Research on semi-active vibration reduction of offshore wind turbine structure combined eddy current theory with tuned mass dampers

At present, the offshore wind power gradually shows a development trend towards the profound ocean with characteristic of larger capacity, higher tower and longer blades. Therefore, the offshore wind turbine (OWT) is more vulnerable to extreme loads and may lead to the negative influence of structural vibration safety. In this research, a new semi-active eddy current tuned mass damper (SEC-TMD) was proposed for the vibration control of OWT structures and its vibration reduction effect under multiple kinds of dynamic loads was also discussed. Firstly, taking one actual 3.0 MW OWT supported by bucket foundation as object, the SEC-TMD was designed based on the linear quadratic optimal control (LQR) algorithm and bounded Hrovat optimal control algorithm in order to obtain the optimal control force of structural vibration systems. The relationship between damping coefficient and magnetic conductivity spacing was further fitted to achieve variable damping control of SEC-TMD. Secondly, the theoretical model of 3.0 MW OWT structure installed with SEC-TMD was established and the effectiveness of the established theoretical model was verified through the comparison on modal analysis between the theoretical calculations and measured data identification.

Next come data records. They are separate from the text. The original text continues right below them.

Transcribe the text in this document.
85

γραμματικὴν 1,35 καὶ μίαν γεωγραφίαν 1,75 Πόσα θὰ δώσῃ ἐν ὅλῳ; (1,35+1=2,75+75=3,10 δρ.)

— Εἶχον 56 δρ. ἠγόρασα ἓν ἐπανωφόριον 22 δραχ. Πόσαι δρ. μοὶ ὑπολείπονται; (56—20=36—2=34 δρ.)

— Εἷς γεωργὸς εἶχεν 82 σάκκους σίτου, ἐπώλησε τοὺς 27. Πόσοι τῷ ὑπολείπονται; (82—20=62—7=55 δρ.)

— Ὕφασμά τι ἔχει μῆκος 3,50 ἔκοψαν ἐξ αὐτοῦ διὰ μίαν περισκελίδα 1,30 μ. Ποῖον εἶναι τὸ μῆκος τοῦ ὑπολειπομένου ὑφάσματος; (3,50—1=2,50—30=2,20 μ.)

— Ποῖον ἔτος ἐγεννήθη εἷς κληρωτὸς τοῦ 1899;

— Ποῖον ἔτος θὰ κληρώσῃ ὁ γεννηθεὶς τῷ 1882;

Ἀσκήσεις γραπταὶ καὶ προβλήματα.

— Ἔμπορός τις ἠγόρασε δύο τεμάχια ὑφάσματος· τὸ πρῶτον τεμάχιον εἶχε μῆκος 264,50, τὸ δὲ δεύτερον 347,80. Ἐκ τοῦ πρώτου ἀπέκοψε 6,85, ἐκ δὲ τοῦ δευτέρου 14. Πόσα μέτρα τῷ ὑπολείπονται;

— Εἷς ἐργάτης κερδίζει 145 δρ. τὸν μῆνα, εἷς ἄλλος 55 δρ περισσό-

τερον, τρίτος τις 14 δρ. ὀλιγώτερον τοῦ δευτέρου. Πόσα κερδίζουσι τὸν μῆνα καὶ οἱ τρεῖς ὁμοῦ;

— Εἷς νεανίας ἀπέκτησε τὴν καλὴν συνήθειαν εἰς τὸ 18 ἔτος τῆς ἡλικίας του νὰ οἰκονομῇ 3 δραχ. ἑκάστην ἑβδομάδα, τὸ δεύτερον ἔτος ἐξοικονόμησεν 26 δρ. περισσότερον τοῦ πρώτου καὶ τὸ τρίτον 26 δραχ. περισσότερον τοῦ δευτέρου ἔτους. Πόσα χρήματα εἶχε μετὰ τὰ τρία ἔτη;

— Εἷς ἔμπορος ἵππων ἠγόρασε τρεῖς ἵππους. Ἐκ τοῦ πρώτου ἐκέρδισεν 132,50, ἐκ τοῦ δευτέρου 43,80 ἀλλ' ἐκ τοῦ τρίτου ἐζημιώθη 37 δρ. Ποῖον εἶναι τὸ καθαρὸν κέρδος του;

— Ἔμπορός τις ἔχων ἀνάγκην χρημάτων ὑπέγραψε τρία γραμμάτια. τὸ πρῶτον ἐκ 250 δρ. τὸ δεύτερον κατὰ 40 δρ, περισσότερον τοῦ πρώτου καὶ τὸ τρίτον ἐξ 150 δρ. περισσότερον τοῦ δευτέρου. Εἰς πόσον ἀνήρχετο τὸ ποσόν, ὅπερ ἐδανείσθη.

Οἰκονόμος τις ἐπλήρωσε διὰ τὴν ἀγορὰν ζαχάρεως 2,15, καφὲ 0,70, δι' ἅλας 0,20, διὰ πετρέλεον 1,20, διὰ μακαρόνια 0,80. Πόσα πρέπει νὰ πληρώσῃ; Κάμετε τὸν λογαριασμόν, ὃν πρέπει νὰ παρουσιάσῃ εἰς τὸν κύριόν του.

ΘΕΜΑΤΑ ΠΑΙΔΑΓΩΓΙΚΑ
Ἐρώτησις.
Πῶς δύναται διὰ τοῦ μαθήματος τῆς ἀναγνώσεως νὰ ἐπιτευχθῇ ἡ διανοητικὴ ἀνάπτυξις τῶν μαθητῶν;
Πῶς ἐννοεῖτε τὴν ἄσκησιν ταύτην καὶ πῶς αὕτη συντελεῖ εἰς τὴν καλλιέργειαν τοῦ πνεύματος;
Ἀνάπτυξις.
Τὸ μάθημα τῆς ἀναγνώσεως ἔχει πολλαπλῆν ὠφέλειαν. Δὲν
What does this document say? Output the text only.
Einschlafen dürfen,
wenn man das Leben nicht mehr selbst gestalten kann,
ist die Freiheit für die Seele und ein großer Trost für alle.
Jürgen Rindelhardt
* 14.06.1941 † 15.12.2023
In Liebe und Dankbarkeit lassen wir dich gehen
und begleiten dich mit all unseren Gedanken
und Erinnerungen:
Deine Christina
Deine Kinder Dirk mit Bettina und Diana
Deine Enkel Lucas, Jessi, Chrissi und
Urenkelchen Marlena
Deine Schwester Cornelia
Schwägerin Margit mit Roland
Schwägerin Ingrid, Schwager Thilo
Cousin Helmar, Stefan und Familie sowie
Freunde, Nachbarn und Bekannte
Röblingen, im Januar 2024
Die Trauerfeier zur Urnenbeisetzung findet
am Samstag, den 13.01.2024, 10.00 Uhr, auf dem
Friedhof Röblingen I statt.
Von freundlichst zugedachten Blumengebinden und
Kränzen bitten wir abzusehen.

Finally, the vibration reduction effect of SEC-TMD on the measured OWT structure under wind-wave, seismic and vibration amplification conditions was analyzed and compared with the results calculated from the other passive dampers including EC-TMD and TLCD. It is shown that the maximum reduction percentage of peak value for vibration displacement and acceleration on the tower top can respectively reach 31.93 %, 44.11 %, 30.20 % and 54.57 %, 33.94 %, 31.75 % under three above conditions. Comparing with EC-TMD and TLCD, the better vibration reduction effect indicates that the proposed SEC-TMD has good engineering application value for the vibration suppression of OWT.